🤖 AI Summary
This work addresses the inefficiency of modeling long-range couplings among spatial points in partial differential equation (PDE) solvers by proposing a physics-informed, unified low-rank Transformer framework. Leveraging the low-rank structure of global interaction kernels, the method compresses high-dimensional spatial features into a latent space for efficient global interaction and subsequently reconstructs them back to the original space. It unifies prevailing global mixing modules under standard Transformer primitives—attention, normalization, and feedforward networks—for the first time, integrating low-rank spatial attention with mixed-precision training to yield a concise, hardware-friendly, and stable architecture. Evaluated across multiple PDE tasks, the approach reduces average error by over 17% compared to the next-best method while maintaining superior computational efficiency.
📝 Abstract
Neural operators have emerged as data-driven surrogates for solving partial differential equations (PDEs), and their success hinges on efficiently modeling the long-range, global coupling among spatial points induced by the underlying physics.

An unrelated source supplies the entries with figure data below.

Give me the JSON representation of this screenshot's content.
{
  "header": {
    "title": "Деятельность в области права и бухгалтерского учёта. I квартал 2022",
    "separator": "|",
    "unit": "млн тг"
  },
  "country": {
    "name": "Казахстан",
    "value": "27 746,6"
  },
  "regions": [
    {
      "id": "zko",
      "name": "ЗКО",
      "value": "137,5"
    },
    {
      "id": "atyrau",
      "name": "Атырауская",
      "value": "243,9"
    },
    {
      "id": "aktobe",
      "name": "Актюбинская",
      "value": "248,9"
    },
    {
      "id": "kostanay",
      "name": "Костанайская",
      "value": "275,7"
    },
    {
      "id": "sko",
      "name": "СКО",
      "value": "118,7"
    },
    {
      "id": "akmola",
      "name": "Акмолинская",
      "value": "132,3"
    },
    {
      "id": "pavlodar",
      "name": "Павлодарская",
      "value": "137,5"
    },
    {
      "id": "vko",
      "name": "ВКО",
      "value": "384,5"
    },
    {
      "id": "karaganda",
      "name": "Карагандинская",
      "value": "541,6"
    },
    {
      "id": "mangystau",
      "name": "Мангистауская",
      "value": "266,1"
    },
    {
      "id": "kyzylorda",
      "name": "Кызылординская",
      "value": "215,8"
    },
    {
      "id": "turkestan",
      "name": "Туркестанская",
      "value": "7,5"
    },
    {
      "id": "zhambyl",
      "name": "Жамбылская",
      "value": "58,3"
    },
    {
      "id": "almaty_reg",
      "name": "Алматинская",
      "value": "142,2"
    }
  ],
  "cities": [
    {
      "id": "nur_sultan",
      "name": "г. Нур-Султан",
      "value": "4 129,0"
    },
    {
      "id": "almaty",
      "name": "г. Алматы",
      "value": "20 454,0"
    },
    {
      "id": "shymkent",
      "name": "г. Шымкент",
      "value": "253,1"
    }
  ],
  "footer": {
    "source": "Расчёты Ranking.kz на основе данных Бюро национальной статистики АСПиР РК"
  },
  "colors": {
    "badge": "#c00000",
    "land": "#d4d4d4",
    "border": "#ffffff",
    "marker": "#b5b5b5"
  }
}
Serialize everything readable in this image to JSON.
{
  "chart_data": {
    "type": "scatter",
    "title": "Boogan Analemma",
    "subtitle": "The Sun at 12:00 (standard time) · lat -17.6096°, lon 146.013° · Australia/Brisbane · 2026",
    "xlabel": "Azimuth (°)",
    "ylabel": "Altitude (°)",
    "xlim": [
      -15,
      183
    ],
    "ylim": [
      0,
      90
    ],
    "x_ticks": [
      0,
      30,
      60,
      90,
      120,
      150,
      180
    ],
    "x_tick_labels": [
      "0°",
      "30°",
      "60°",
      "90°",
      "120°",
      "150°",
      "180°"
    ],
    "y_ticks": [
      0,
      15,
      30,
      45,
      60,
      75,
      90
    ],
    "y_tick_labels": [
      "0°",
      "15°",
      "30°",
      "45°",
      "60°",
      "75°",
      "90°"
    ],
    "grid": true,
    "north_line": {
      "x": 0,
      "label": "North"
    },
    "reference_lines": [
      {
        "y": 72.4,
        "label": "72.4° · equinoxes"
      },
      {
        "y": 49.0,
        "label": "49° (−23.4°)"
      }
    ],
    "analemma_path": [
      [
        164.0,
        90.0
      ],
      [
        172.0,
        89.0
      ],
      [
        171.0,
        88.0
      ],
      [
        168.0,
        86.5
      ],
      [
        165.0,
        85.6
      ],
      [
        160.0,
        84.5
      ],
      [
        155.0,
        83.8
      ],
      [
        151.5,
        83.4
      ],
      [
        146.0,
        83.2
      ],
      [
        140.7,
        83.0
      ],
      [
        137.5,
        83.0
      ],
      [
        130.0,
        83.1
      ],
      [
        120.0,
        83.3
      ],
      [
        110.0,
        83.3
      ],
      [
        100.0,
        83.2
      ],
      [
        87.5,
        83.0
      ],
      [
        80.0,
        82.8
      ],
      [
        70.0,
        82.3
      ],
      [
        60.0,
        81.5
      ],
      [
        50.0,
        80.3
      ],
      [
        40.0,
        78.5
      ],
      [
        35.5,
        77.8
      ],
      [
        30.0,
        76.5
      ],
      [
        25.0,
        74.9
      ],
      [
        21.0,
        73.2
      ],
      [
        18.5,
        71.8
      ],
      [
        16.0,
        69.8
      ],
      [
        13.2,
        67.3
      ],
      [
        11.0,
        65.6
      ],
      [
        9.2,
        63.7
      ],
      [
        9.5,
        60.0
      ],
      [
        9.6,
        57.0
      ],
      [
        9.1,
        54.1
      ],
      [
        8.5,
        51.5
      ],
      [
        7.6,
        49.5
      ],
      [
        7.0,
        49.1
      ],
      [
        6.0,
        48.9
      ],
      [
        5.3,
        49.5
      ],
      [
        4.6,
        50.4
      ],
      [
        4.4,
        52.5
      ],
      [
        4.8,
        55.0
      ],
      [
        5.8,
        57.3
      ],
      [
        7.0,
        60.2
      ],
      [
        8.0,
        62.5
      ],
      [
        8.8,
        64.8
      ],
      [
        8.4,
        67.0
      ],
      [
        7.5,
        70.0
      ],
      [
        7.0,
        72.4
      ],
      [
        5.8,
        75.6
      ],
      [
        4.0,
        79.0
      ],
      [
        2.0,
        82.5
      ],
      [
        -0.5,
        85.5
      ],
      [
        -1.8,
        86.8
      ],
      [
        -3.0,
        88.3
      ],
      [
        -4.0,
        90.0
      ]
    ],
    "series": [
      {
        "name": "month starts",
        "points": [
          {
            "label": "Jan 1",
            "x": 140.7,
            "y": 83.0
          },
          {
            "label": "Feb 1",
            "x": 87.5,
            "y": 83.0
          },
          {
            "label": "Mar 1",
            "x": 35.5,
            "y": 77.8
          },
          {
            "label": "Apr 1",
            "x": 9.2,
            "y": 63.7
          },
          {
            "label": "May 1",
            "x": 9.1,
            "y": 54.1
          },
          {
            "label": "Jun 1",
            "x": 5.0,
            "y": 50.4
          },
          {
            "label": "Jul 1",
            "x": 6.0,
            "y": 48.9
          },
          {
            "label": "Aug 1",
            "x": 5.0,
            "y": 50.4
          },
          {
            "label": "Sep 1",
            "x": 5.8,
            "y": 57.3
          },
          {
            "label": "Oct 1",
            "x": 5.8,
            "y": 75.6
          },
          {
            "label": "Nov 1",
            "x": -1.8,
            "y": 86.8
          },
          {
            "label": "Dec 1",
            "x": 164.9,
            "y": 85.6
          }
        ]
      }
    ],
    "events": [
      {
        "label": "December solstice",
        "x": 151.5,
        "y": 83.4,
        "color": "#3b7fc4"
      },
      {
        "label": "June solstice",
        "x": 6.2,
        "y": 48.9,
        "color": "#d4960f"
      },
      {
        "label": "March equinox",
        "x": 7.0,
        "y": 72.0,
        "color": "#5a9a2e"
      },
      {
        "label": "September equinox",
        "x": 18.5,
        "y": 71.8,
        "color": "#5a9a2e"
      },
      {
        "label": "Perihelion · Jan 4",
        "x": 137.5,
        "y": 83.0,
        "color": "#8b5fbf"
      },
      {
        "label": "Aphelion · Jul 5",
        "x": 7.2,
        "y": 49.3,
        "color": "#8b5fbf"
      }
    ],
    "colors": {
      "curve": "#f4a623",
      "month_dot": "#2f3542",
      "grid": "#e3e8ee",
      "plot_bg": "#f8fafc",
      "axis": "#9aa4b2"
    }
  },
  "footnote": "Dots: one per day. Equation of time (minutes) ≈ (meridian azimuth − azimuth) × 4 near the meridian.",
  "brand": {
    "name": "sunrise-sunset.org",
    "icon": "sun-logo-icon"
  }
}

In many PDE regimes, the induced global interaction kernels are empirically compressible, exhibiting rapid spectral decay that admits low-rank approximations. We leverage this observation to unify representative global mixing modules in neural operators under a shared low-rank template: compressing high-dimensional pointwise features into a compact latent space, processing global interactions within it, and reconstructing the global context back to spatial points. Guided by this view, we introduce Low-Rank Spatial Attention (LRSA) as a clean and direct instantiation of this template. Crucially, unlike prior approaches that often rely on non-standard aggregation or normalization modules, LRSA is built purely from standard Transformer primitives, i.e., attention, normalization, and feed-forward networks, yielding a concise block that is straightforward to implement and directly compatible with hardware-optimized kernels. In our experiments, such a simple construction is sufficient to achieve high accuracy, yielding an average error reduction of over 17\% relative to second-best methods, while remaining stable and efficient in mixed-precision training.